A mi queridísima María Teresa Pérez Zubizarreta.


-       Padre, ya me han dado las notas del instituto y quiero irme a Madrid a estudiar ingeniería naval.
-       No. Tú te vas a Salamanca a estudiar Derecho.
-       ¿Porqué?
-       Porque lo digo yo. Eres el único heredero de esta casa y tienes que saber de leyes para defenderlo. Cuando acabes la carrera en Salamanca, y tienes cinco años, ni uno más, te vuelves a casa al campo y administras todo lo que tenemos. Yo estaré pendiente de lo que haces y deshaces.
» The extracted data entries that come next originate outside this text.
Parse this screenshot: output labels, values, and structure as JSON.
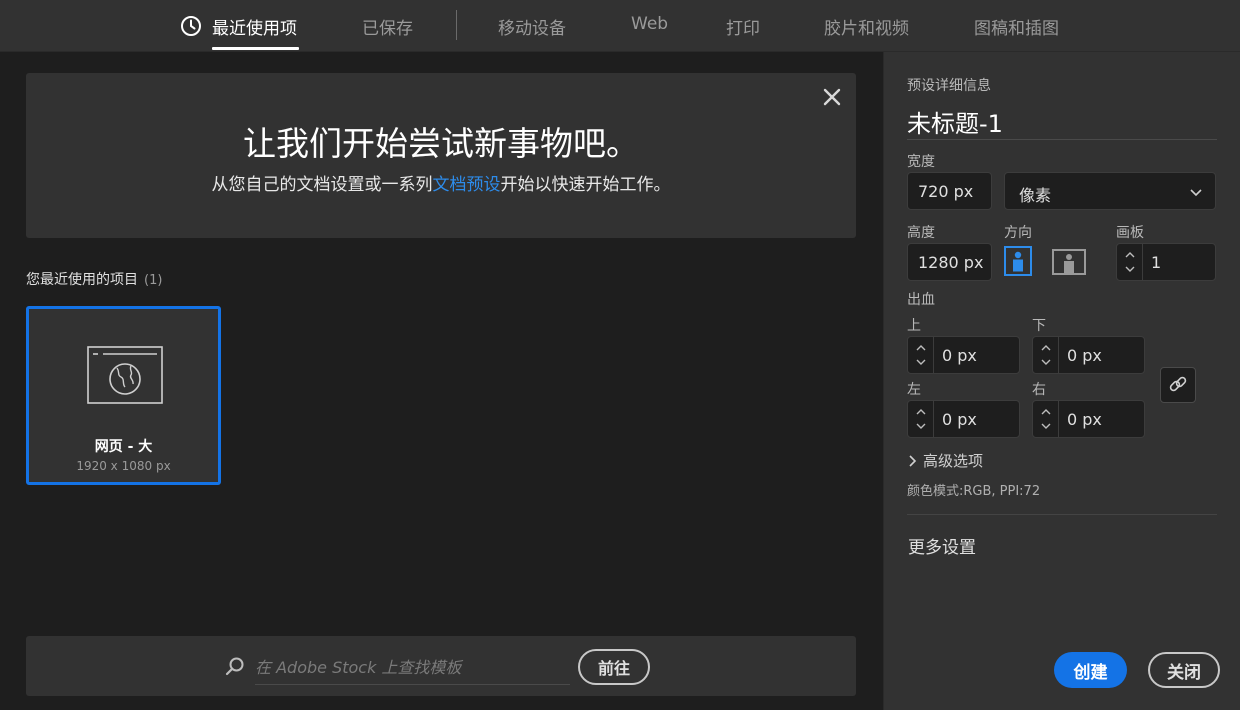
{
  "tabs": [
    {
      "label": "最近使用项",
      "active": true
    },
    {
      "label": "已保存"
    },
    {
      "label": "移动设备"
    },
    {
      "label": "Web"
    },
    {
      "label": "打印"
    },
    {
      "label": "胶片和视频"
    },
    {
      "label": "图稿和插图"
    }
  ],
  "banner": {
    "title": "让我们开始尝试新事物吧。",
    "sub_before": "从您自己的文档设置或一系列",
    "sub_link": "文档预设",
    "sub_after": "开始以快速开始工作。"
  },
  "recent": {
    "heading": "您最近使用的项目",
    "count": "(1)",
    "items": [
      {
        "name": "网页 - 大",
        "size": "1920 x 1080 px"
      }
    ]
  },
  "stock": {
    "placeholder": "在 Adobe Stock 上查找模板",
    "go_label": "前往"
  },
  "preset": {
    "heading": "预设详细信息",
    "title": "未标题-1",
    "width_label": "宽度",
    "width_value": "720 px",
    "unit_value": "像素",
    "height_label": "高度",
    "height_value": "1280 px",
    "orientation_label": "方向",
    "artboard_label": "画板",
    "artboard_value": "1",
    "bleed_label": "出血",
    "top_label": "上",
    "top_value": "0 px",
    "bottom_label": "下",
    "bottom_value": "0 px",
    "left_label": "左",
    "left_value": "0 px",
    "right_label": "右",
    "right_value": "0 px",
    "advanced_label": "高级选项",
    "color_mode": "颜色模式:RGB, PPI:72",
    "more_settings": "更多设置",
    "create_label": "创建",
    "close_label": "关闭"
  },
  "colors": {
    "accent": "#1473e6",
    "link": "#2d8ceb",
    "background": "#1e1e1e",
    "panel": "#323232"
  }
}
Te orientaré en las amistades con las que conviene que te relaciones, y las que tienes que abandonar. Harás lo que yo te diga para mantener e incrementar el patrimonio, y aquí no hay discusión posible.
Pasarás este verano con tus abuelos en Los Baños, en el balneario, como siempre, y te vendrás una semana antes para preparar el equipaje con tu madre y marcharte a Salamanca.
-       Padre, quisiera pasar el verano aquí con los amigos. Como cada uno nos vamos a ir a un sitio distinto el año que viene, me gustaría estar con ellos.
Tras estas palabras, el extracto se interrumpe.